Elle lança le téléchargement et le lecteur multimédia s’ouvrit aussitôt. La première photo représentait une terrasse de café. Des clients assis derrière des tables rondes, sur le trottoir, tournant le dos à la vitrine : un couple d’étudiants, une vieille dame avec son chihuahua dont la laisse était attachée au pied de la table, un monsieur en gabardine lisant son journal — aucun visage qui lui fût familier. Le diaporama s’était mis en route et une deuxième photo remplaça la première au bout de deux secondes. Christine avala sa salive. Une sirène se mit à hurler dans son cerveau comme s’il était un sous-marin qui a un contact sonar. Branle-bas de combat, tout le monde à son poste ! La deuxième photo montrait Gérald et Denise attablés derrière la vitrine du même café, face à face. Torpille en approche ! hurlait l’opérateur sonar dans son crâne, hystérique. Le photographe avait zoomé sur eux, par-dessus l’épaule du monsieur au journal. Ils se penchaient l’un vers l’autre, et ils riaient en se regardant dans les yeux. L’alarme retentissant toujours dans son esprit, Christine eut à peine le temps de laisser l’impact de l’image se répandre que le diaporama envoyait la torpille suivante. Leur position n’avait guère changé, ils étaient toujours aussi près l’un de l’autre, quoique à une distance qui pouvait encore laisser planer le doute — et donc l’espoir — sur leur attitude et leurs intentions. Sauf que la main gantée de Denise caressait à présent la joue de Gérald…
Pas vraiment le genre de geste qu’on attend d’une doctorante à l’égard de son directeur de thèse… Sur la quatrième, Denise regardait la rue à travers la vitre — comme si elle craignait que quelqu’un n’eût surpris son geste.
Une onde de haine pure traversa Christine. Même à cette distance et au téléobjectif, la beauté et la jeunesse de Denise étaient éclatantes. Et Gérald paraissait totalement sous son emprise. Il la buvait littéralement des yeux.
Son cher fiancé… son futur mari…
Elle se frotta le visage, refréna les larmes qui lui montaient aux yeux. Qui ? Qui avait pris ces photos et pourquoi ? Qui les lui avait envoyées ? Dans quel but ?
— Christine… Christine…
Elle se rendit compte qu’Ilan était penché vers elle, les yeux écarquillés, et qu’il l’appelait depuis un moment.
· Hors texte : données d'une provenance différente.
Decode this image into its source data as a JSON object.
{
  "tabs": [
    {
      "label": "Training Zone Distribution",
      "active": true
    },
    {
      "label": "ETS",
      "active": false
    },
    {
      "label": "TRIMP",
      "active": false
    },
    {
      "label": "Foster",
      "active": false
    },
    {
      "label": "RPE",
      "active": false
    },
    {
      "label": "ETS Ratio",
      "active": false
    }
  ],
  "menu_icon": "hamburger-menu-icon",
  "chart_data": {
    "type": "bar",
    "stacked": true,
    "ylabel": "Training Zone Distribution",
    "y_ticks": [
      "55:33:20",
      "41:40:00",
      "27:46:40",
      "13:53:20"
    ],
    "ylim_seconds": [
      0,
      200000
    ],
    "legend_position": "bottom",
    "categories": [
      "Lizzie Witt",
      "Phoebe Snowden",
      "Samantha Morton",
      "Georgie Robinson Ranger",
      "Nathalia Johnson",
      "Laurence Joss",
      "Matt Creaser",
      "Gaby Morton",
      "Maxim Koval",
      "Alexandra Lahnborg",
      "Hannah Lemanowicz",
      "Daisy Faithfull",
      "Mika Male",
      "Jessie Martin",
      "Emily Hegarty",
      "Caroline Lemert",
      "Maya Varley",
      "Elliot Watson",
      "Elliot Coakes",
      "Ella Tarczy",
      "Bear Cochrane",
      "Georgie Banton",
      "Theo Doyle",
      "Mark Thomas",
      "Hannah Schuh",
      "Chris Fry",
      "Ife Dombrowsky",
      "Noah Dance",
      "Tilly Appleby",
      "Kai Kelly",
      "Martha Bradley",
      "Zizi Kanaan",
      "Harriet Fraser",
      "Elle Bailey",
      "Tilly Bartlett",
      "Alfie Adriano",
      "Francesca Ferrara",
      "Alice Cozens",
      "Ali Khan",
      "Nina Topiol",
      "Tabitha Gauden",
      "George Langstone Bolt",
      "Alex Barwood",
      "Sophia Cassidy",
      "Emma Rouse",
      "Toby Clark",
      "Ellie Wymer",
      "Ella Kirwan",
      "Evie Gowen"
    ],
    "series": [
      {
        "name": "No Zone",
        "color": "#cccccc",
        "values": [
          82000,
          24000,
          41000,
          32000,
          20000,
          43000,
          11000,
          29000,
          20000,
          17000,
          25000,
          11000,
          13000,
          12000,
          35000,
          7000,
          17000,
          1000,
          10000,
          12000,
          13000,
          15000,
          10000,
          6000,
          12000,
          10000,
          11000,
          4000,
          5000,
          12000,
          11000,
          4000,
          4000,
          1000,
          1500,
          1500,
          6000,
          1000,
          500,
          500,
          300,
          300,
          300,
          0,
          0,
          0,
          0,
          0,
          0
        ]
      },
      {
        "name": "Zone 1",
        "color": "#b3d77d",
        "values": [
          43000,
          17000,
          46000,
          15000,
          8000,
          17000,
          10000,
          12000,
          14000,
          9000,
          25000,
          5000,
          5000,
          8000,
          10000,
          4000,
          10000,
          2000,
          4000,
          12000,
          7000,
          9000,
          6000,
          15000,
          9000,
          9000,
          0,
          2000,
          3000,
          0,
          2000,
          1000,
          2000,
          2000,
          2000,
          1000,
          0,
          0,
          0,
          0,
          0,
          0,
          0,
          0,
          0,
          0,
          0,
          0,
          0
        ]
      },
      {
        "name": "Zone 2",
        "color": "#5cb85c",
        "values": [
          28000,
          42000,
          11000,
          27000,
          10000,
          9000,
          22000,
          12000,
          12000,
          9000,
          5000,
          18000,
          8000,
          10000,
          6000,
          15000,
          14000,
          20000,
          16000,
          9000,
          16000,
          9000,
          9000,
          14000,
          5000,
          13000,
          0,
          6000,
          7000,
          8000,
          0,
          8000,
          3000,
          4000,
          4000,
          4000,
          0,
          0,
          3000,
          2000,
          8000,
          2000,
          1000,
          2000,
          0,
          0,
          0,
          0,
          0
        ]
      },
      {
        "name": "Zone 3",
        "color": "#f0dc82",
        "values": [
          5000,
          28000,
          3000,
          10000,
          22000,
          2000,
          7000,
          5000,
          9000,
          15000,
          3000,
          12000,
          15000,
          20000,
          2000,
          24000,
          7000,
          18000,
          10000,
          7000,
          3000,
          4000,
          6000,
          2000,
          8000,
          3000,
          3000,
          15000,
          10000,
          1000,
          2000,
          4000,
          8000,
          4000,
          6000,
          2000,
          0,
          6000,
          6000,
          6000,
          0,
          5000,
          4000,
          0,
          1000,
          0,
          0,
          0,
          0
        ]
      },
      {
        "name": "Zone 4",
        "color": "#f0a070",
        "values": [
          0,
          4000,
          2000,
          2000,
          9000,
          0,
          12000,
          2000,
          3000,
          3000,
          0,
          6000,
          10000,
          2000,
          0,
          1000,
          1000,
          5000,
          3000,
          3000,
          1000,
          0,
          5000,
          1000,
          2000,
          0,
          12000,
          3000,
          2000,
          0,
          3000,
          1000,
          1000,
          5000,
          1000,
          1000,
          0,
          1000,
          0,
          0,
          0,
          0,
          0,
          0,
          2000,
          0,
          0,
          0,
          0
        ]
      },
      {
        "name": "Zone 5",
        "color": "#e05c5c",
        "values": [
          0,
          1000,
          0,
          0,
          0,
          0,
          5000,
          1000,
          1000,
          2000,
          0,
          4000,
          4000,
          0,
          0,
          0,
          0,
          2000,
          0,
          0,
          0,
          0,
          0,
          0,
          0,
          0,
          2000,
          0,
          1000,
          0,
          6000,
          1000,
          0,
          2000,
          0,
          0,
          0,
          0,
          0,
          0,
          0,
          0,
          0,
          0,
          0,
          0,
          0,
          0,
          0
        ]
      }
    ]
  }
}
— Ils t’attendent ! Pour le débriefing !
Heureusement, de là où il se tenait, il ne pouvait voir son écran. Sur la dernière photo, Denise et Gérald ressortaient du café. Denise tenait Gérald par le bras, comme s’il était le fiancé de cette garce et non le sien ! Et elle riait en lui soufflant quelque chose à l’oreille. Gérald souriait de l’air satisfait et fat du type qui a la plus jolie fille à son bras.
Sale con…
Elle écarta sa chaise d’un bond et fonça en direction des toilettes, sous l’œil ahuri de son assistant. Repoussa la porte commune, puis celle des femmes — si violemment qu’elle alla rebondir contre le sèche-mains fixé à la cloison. Personne à l’intérieur. Elle se précipita vers un des cabinets aux murs rouge et beige. Se pencha sur la cuvette en toussant et hoquetant. Elle crut un instant qu’elle allait vomir, mais rien ne vint. Juste un hoquet et un spasme. Elle avait envie de chialer mais quelque chose en elle s’y refusait. Elle était terrifiée aussi… Que se passait-il ? Qui lui envoyait ces photos, l’appelait au téléphone ? Elle n’y comprenait rien.
Une vibration dans son jean… Un texto : elle tira l’appareil hors de sa poche et vit la petite enveloppe s’afficher en haut de l’écran. Fit glisser son doigt dessus.